// / Y /
Mathangi Arulpragasam delivers intriguingly fluxed up genre bending third album
Olaf Tyaransen, 01 Jul 2010

Back in the last century, Stereo MCs advised us all to get ourselves connected. Get yourself connected Noughties-style, though, and you're never too far from 'The Man'. The intriguingly fonted // / Y / opens thus: "Head bone connects to the neck bone... neck bone connects to the arm bone... arm bone connects to the hand bone... hand bone connects to the internet... connected to the Google... connected to the government."

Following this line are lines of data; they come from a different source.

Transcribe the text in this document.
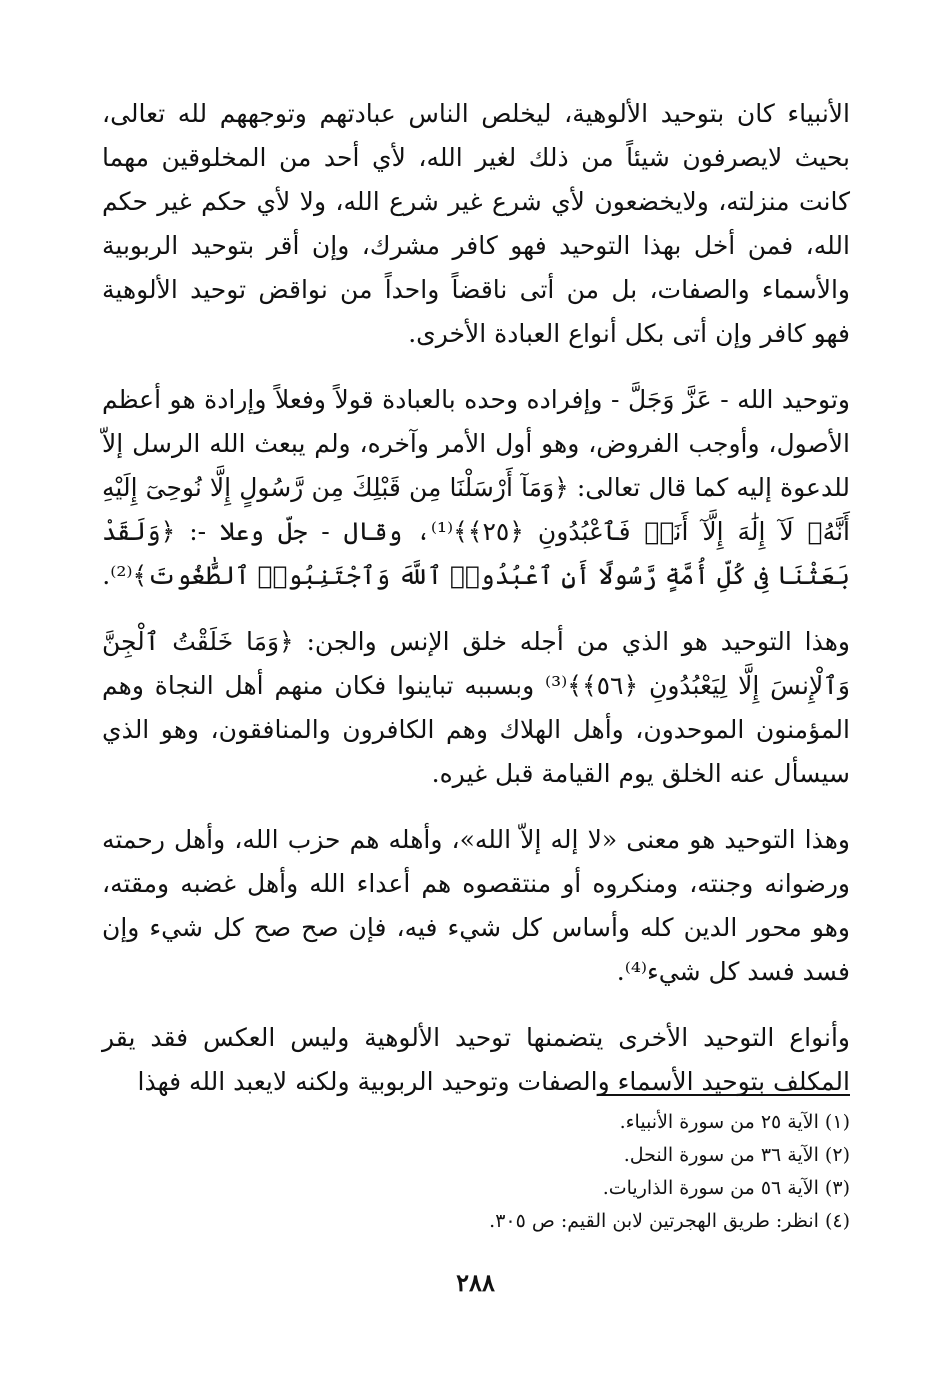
الأنبياء كان بتوحيد الألوهية، ليخلص الناس عبادتهم وتوجههم لله تعالى، بحيث لايصرفون شيئاً من ذلك لغير الله، لأي أحد من المخلوقين مهما كانت منزلته، ولايخضعون لأي شرع غير شرع الله، ولا لأي حكم غير حكم الله، فمن أخل بهذا التوحيد فهو كافر مشرك، وإن أقر بتوحيد الربوبية والأسماء والصفات، بل من أتى ناقضاً واحداً من نواقض توحيد الألوهية فهو كافر وإن أتى بكل أنواع العبادة الأخرى.

وتوحيد الله - عَزَّ وَجَلَّ - وإفراده وحده بالعبادة قولاً وفعلاً وإرادة هو أعظم الأصول، وأوجب الفروض، وهو أول الأمر وآخره، ولم يبعث الله الرسل إلاّ للدعوة إليه كما قال تعالى: ﴿وَمَآ أَرْسَلْنَا مِن قَبْلِكَ مِن رَّسُولٍ إِلَّا نُوحِىٓ إِلَيْهِ أَنَّهُۥ لَآ إِلَٰهَ إِلَّآ أَنَا۠ فَٱعْبُدُونِ ﴿٢٥﴾﴾⁽¹⁾، وقال - جلّ وعلا -: ﴿وَلَقَدْ بَعَثْنَا فِى كُلِّ أُمَّةٍ رَّسُولًا أَنِ ٱعْبُدُوا۟ ٱللَّهَ وَٱجْتَنِبُوا۟ ٱلطَّٰغُوتَ﴾⁽²⁾.

وهذا التوحيد هو الذي من أجله خلق الإنس والجن: ﴿وَمَا خَلَقْتُ ٱلْجِنَّ وَٱلْإِنسَ إِلَّا لِيَعْبُدُونِ ﴿٥٦﴾﴾⁽³⁾ وبسببه تباينوا فكان منهم أهل النجاة وهم المؤمنون الموحدون، وأهل الهلاك وهم الكافرون والمنافقون، وهو الذي سيسأل عنه الخلق يوم القيامة قبل غيره.

وهذا التوحيد هو معنى «لا إله إلاّ الله»، وأهله هم حزب الله، وأهل رحمته ورضوانه وجنته، ومنكروه أو منتقصوه هم أعداء الله وأهل غضبه ومقته، وهو محور الدين كله وأساس كل شيء فيه، فإن صح صح كل شيء وإن فسد فسد كل شيء⁽⁴⁾.

وأنواع التوحيد الأخرى يتضمنها توحيد الألوهية وليس العكس فقد يقر المكلف بتوحيد الأسماء والصفات وتوحيد الربوبية ولكنه لايعبد الله فهذا

(١) الآية ٢٥ من سورة الأنبياء.
(٢) الآية ٣٦ من سورة النحل.
(٣) الآية ٥٦ من سورة الذاريات.
(٤) انظر: طريق الهجرتين لابن القيم: ص ٣٠٥.
٢٨٨
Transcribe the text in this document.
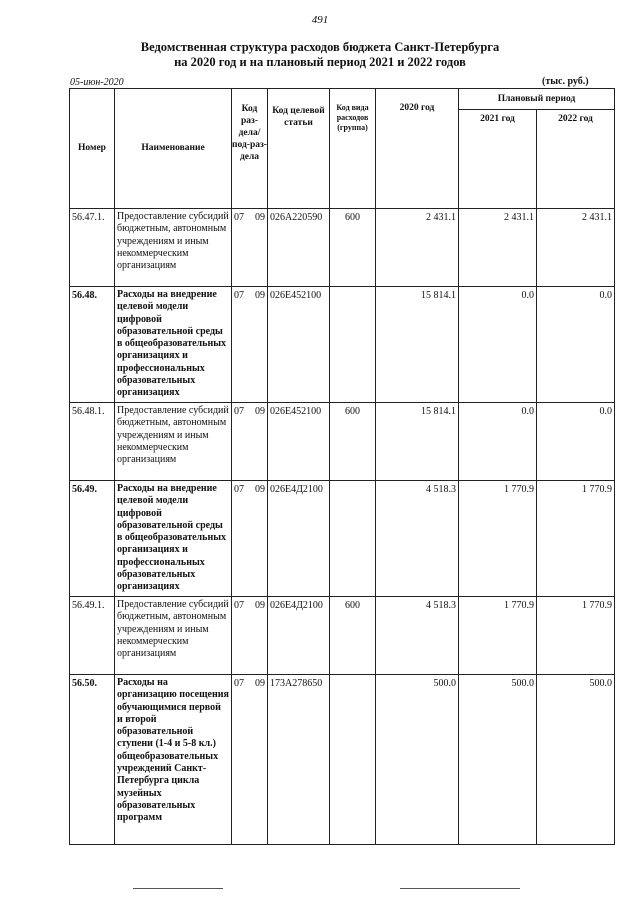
491
Ведомственная структура расходов бюджета Санкт-Петербурга
на 2020 год и на плановый период 2021 и 2022 годов
05-июн-2020	(тыс. руб.)
Номер	Наименование	Код раз-дела/ под-раз-дела	Код целевой статьи	Код вида расходов (группа)	2020 год	Плановый период	
						2021 год	2022 год
56.47.1.	Предоставление субсидий бюджетным, автономным учреждениям и иным некоммерческим организациям	07 09	026А220590	600	2 431.1	2 431.1	2 431.1
56.48.	Расходы на внедрение целевой модели цифровой образовательной среды в общеобразовательных организациях и профессиональных образовательных организациях	07 09	026Е452100		15 814.1	0.0	0.0
56.48.1.	Предоставление субсидий бюджетным, автономным учреждениям и иным некоммерческим организациям	07 09	026Е452100	600	15 814.1	0.0	0.0
56.49.	Расходы на внедрение целевой модели цифровой образовательной среды в общеобразовательных организациях и профессиональных образовательных организациях	07 09	026Е4Д2100		4 518.3	1 770.9	1 770.9
56.49.1.	Предоставление субсидий бюджетным, автономным учреждениям и иным некоммерческим организациям	07 09	026Е4Д2100	600	4 518.3	1 770.9	1 770.9
56.50.	Расходы на организацию посещения обучающимися первой и второй образовательной ступени (1-4 и 5-8 кл.) общеобразовательных учреждений Санкт-Петербурга цикла музейных образовательных программ	07 09	173А278650		500.0	500.0	500.0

The third album from Mercury-nominated, British rapper and political activist Mathangi 'Maya' Arulpragasam – better known as M.I.A. – is a sonically complicated multicultural concatenation of raps, rhymes, shrieks, squawks, samples, newstalk, digital beats, bleats and techno-babble. It's also very much a record of the moment – iPhones, tweets, search engines and so forth are all name-checked in the lyrical mix.
Genre-wise, file under 'Miscellaneous'. Over 12 eclectic, skip-hopping tracks, M.I.A. never really beds down in any one place. Co-produced with Diplo, Blaqstarr, Rusko and Switch (seriously, who names these guys?), it is by turns poppy, rocky, industrial, experimental, electronic, alternative, hip-hop, etc. You can occasionally dance to it, but never for very long: that, it seems, isn't the point. Rather, it's like a wild spin of the dial through the distant stations of a Burroughs-ian dead city radio. After a few listens, then, it starts to make a warped kind of distorted sense, based on the nonsense of it all. Thematically, it's all about control, war, media, politics, religion and individuality. Just because you're paranoid, it doesn't mean they're not out to get you, seems to be the message.
There's some great music here. Lead single 'XXXO' is a brilliant slice of R'n'B, showcasing a side of M.I.A.'s talent that her label executives would probably prefer she further exploited. No chance, though, "You want me be somebody who I'm really not," she declaims.
Politically pivotal standout is 'Lovalot' (which she cunningly sings as "I really love Allah"). The song alludes to the now iconic, viral photo of a gun-wielding Russian Islamic couple. The husband was a terrorist leader killed by Moscow police last year – an act his teenage wife attempted to avenge by suicide-bombing the city subway. The working title was 'A/bdurakh/man/ova', after her surname.